While you prepare for the housewarming function and make a list of the people you want to invite for the event, make sure to know how to manage your house loan. These following methods should help you handle your loans efficiently –
- Money management: Considering you have a housing loan to pay off, it becomes essential to handle your finances well. The best possible way to do is to master money management skills. You cannot mess up with your finances and later blame other situations and people for the same. First, make a list of the places where you have invested your money in. These could include PPFs, EPF, postal deposits, and ULIPs. You should be aware of where your hard-earned cash is stored and where it goes out. If you feel your funds are heading in an investment that is not worthy, shut them. This way, you can focus on prepaying the loan.
- High EMIs: The other way to manage your home loan EMI is by opting for high EMIs. Now you might be wondering how does high EMI help. High EMIs reduce your tenure and the total interest amount also lowers. So, by opting to pay more every month, you are reducing your financial stress. Moreover, as tenure decreases, you get more time to focus on other aspects of your life, such as retirement planning.
- Partial prepayment: Rather than following the standard EMI payment system, you could consider advance payments. You can use your one-time incomes to prepay housing loans. If you receive a promotion or your fixed deposit gets matured, use the funds to prepay the loan. It not only reduces the loan obligation but also the tenure. The best part is that not all lenders levy substantial charges for loan prepayment.

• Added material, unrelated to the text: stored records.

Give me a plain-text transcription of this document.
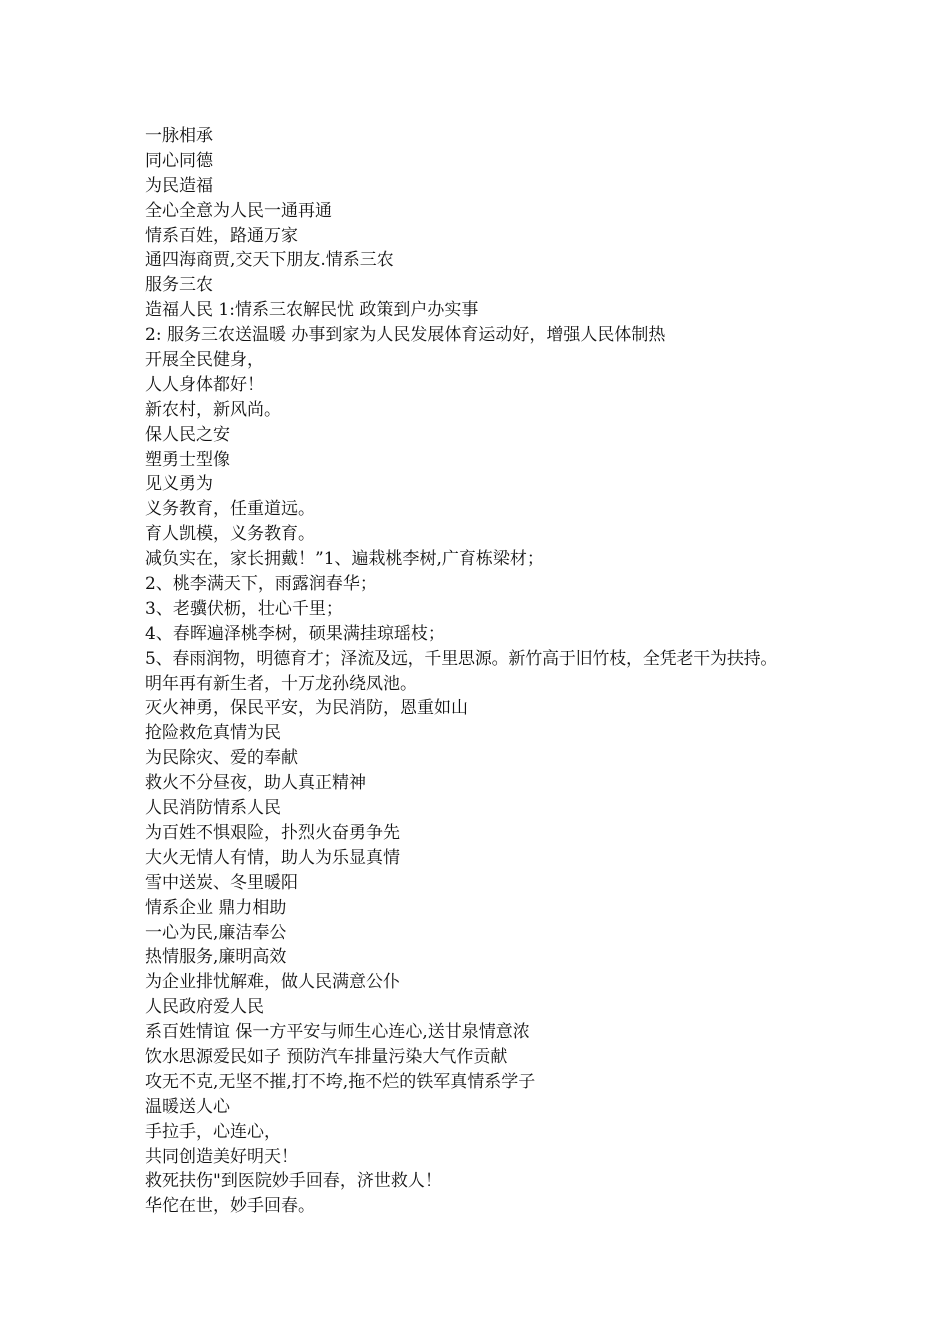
一脉相承
同心同德
为民造福
全心全意为人民一通再通
情系百姓，路通万家
通四海商贾,交天下朋友.情系三农
服务三农
造福人民 1:情系三农解民忧 政策到户办实事
2: 服务三农送温暖 办事到家为人民发展体育运动好，增强人民体制热
开展全民健身，
人人身体都好！
新农村，新风尚。
保人民之安
塑勇士型像
见义勇为
义务教育，任重道远。
育人凯模，义务教育。
减负实在，家长拥戴！”1、遍栽桃李树,广育栋梁材；
2、桃李满天下，雨露润春华；
3、老骥伏枥，壮心千里；
4、春晖遍泽桃李树，硕果满挂琼瑶枝；
5、春雨润物，明德育才；泽流及远，千里思源。新竹高于旧竹枝，全凭老干为扶持。
明年再有新生者，十万龙孙绕凤池。
灭火神勇，保民平安，为民消防，恩重如山
抢险救危真情为民
为民除灾、爱的奉献
救火不分昼夜，助人真正精神
人民消防情系人民
为百姓不惧艰险，扑烈火奋勇争先
大火无情人有情，助人为乐显真情
雪中送炭、冬里暖阳
情系企业 鼎力相助
一心为民,廉洁奉公
热情服务,廉明高效
为企业排忧解难，做人民满意公仆
人民政府爱人民
系百姓情谊 保一方平安与师生心连心,送甘泉情意浓
饮水思源爱民如子 预防汽车排量污染大气作贡献
攻无不克,无坚不摧,打不垮,拖不烂的铁军真情系学子
温暖送人心
手拉手，心连心，
共同创造美好明天！
救死扶伤"到医院妙手回春，济世救人！
华佗在世，妙手回春。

- Low-interest rates: Always closely monitor the interest rates. As soon as you notice a dip, switch to lower interest rates. This is called balance transfer. It all lies on how closely you monitor the market. Switching to a lower rate than the existing one will cut off a few years of your loan. You need to, however, make sure that you do not jump too many times owing to lower interest rates. Do not switch if the difference is not much.
- EMI calculators: Do you know every lender has a home loan EMI calculator at your perusal? It may seem complex to deal with numbers and calculations. The calculator helps you understand what loan amount you sustain. The best part they are simple, convenient, and easy to operate. You can also determine which loan deal is ideal for you as the calculator allows you to provide inputs as many times as possible. It is better than getting calculations done manually as you could end up making errors.
If you keep all these points in mind, managing housing loans will be a walk in the park.